Tessa hesitated, torn between ignoring the light-hearted remark, made at her expense, and diving into a serious debate on his short-sightedness in not listening to what his daughter was trying to tell him. In the intervening silence, he solved the dilemma for her.

‘Not funny? I suppose you think I’m making fun of a serious situation?’

‘What I think doesn’t matter and what you do doesn’t concern me.’

‘Very lofty sentiments,’ Curtis mused, eyes narrowing on her. ‘Must be easy getting through life when you can detach yourself from annoying situations with such ease.’

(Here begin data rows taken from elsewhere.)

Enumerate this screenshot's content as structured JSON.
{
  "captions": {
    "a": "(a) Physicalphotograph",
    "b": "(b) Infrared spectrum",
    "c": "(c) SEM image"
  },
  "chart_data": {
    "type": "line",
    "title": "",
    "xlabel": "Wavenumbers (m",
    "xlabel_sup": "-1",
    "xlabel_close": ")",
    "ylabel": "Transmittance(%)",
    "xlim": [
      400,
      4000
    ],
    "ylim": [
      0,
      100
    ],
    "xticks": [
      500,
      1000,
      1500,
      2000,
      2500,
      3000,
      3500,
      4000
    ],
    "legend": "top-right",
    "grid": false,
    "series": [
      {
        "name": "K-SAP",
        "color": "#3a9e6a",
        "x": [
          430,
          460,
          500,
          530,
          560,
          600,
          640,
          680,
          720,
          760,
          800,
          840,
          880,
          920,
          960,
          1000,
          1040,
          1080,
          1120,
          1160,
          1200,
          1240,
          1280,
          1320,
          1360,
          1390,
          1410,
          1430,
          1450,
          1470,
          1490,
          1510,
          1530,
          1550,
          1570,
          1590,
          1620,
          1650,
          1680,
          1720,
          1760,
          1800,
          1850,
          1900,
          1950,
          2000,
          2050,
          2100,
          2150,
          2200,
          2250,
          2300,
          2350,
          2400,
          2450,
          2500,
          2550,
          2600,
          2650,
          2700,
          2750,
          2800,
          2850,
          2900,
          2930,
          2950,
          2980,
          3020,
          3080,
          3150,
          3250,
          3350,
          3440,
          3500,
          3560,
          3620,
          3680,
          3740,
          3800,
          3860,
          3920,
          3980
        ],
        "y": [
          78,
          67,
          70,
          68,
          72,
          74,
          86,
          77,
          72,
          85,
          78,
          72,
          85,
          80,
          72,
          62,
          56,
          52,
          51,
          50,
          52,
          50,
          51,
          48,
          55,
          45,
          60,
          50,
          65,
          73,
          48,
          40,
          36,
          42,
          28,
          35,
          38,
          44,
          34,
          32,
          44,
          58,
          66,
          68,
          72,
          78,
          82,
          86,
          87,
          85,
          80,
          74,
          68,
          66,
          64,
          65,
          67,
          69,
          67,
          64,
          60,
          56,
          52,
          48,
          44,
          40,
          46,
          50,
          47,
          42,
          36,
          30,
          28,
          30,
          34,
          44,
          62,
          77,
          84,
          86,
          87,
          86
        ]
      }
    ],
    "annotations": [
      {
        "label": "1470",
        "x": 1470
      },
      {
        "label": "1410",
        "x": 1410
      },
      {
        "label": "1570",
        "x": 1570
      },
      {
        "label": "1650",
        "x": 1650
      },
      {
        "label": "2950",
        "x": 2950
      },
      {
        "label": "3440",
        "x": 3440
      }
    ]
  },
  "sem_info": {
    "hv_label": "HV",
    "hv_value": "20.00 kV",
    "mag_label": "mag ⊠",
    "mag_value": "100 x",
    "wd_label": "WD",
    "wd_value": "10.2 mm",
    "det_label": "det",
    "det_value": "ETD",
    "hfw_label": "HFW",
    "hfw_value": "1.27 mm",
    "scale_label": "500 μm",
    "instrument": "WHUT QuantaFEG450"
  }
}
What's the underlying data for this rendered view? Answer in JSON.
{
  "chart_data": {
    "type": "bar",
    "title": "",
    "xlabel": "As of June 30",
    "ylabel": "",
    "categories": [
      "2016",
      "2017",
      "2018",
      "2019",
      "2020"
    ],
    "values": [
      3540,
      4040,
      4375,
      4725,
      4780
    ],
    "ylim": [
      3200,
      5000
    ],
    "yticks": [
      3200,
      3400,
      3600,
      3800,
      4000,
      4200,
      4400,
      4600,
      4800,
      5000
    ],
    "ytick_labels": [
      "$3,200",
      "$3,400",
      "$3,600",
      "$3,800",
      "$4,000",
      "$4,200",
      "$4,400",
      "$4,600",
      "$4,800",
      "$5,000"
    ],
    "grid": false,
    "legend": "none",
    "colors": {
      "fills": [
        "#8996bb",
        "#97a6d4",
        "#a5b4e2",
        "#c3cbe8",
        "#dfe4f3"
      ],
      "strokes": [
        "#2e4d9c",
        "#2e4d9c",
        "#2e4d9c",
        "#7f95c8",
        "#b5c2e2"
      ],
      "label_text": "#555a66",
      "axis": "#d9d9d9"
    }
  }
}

‘I’m not detaching myself from anything,’ she responded hotly. ‘I’m just telling you that you have to sort out these temporary problems with Anna yourself. I can’t be of any help.’

‘You were a great deal of help when it came to rampaging the shops with her in hot pursuit of skimpy clothes.’

Tessa nearly laughed. Did he really see what those women he entertained wore? Had he really noticed Susie’s outfit, which just about managed to cover her? If he thought Anna’s new wardrobe was comprised of skimpy clothes, then how would he describe his girlfriends’ choice of garments?

Silly assumption, she thought. What was good enough for his girlfriends was certainly not good enough for his daughter. Beneath the sharp, unconventional exterior, there beat the heart of a pure traditionalist.

‘Would you like a cup of coffee?’ Tessa asked, resigning herself to yet more emotional involvement in his life. ‘Tea?’

‘Coffee would be good.’ He shoved himself away from the counter and sat at the kitchen table, watching in silence as she made them both a mug of coffee.

It was as clear as daylight that she wanted to get rid of them, or rather of him, he suspected. The decent thing would have been to leave her in peace, to enjoy the uneventful evening she had planned, but he decided that he really did want to talk to her about Anna, whose behaviour was as mysterious as it was unexpected. He also realised that he was rather enjoying himself here, watching her pad around preparing a meal, listening to her voice her opinions with absolutely no regard for whether she trod on his toes or not.

It was refreshing, he decided.

Refreshing to be in the company of a woman without the inevitability of sex.

He looked at her lazily from under his lashes, noting the slenderness of her body, the perfect jut of her rear, which was always so cunningly camouflaged at work underneath those asexual suits she insisted on wearing. There was nothing obvious about her, he thought. She didn’t announce her sexuality, but look just a little deeper and there it was, as subtle but as fragrant as a summer breeze.

‘Hello?’ Tessa couldn’t resist tossing his sarcastic mantra back at him. ‘Is anybody there?’

‘Hilarious,’ Curtis responded, his mouth twitching at the corners. ‘Sit down. You’re making me nervous hovering over me like that.’

Tessa laughed, not one of those cultivated tinkling laughs, but a proper laugh. ‘I don’t think it’s possible for anyone to make you nervous.’

‘Because, as I’ve mentioned before, I’m one hundred per cent man?’

‘Because you’re self-assured and arrogant.’

Curtis eyed her narrowly, trying to work out whether she was joking or being serious and realising that he didn’t like it in the least that she thought he was arrogant. Coming from another woman, it wouldn’t have bothered him in the slightest, but coming from her…

‘Self-assured, yes. Arrogant, no.’

‘Well, you seem to make a pretty good job of assuming you know exactly what’s right for Anna without even considering that you might just be wrong.’ Tessa sat down, rested her elbows on the table and sipped some of the coffee.